Les avis laissés sur internet, pessimistes sur la tour, sont publiés sous des faux noms./ Photo capture d'écran.
Une existence perturbée par des visites
La mauvaise notation du bâtiment n’a cependant pas freiné les visiteurs de curieux et d’amateurs d’architecture. « Un jour, je descendais en robe de chambre chercher mon courrier, je suis tombé sur une quarantaine de personnes qui observaient le rez-de-chaussée », glisse Arthur. Au cœur des couloirs propres et lumineux, des tensions ont commencé à émerger. « Le manque de communication du bailleur était problématique, le lien social s’est dégradé. » Valérie aussi témoigne d’un problème latent de communication avec les gestionnaires de l’édifice, dont le bailleur. Une réunion d’urgence s’est tenue le 4 septembre entre les habitants, la société Gest’Hom et les dirigeants d’Elithis. La rencontre a permis « aux parties de s’entendre », résume Valérie qui y voit un bon signe. L’habitante est confiante pour la suite, alors que lundi 16 septembre, Gest’home a prévu de recevoir des membres du collectif, quatre jours avant la tenue d’une soirée entre voisins. Ce dernier regroupement témoigne d’un renforcement des liens entre les locataires d’un lieu peu ordinaire.

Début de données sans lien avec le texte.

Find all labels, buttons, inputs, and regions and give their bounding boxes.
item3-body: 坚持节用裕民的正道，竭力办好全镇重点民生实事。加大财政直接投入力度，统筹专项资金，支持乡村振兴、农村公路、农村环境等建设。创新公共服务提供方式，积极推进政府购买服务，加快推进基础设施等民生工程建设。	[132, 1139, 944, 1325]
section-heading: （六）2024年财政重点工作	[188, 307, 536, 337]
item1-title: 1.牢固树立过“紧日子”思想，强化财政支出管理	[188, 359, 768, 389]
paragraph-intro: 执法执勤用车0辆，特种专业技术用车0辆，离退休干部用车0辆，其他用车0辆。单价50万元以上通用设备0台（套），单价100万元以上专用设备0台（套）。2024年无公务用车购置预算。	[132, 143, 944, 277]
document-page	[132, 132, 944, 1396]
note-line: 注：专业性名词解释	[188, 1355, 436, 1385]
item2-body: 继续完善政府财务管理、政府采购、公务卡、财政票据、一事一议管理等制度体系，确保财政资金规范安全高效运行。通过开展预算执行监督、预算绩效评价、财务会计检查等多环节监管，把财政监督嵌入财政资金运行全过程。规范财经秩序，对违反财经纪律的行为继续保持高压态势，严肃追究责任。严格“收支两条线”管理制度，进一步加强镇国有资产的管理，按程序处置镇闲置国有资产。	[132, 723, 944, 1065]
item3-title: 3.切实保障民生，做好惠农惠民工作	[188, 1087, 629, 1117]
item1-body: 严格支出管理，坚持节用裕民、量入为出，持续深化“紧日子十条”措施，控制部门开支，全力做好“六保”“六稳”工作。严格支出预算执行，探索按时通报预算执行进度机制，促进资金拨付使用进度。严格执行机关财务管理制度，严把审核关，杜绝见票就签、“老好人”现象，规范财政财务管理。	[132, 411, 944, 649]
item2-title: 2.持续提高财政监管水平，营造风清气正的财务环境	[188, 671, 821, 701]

Réunion de travail à 50 mètres de hauteur pour les habitants de l'écoquartier Danube./ Photo Jérôme Flury
De plus, tout n’est pas si sombre dans les logements de la Tour Danube, comme le glissent les souriants Estelle et Frank, qui habitent depuis plus d’un an au 14e étage et n’ont jamais rencontré le moindre ennui. Présent mercredi 11 septembre à la réunion de l’éco quartier Danube, organisée dans le cœur social du 16e étage, le couple profite de la vue imprenable sur la ville. « C’est quand même unique ! », souligne la femme, enchantée, alors que le soleil pose ses derniers rayons sur Strasbourg. Ce panorama, pour lequel plusieurs personnes se sont introduites dans la tour les premiers mois, appartient aux habitants de la tour d’argent. Un rappel de la singularité de leur logement, où la vie poursuit son cours derrière les murs couverts de panneaux photovoltaïques.
* Tous les prénoms ont été modifiés.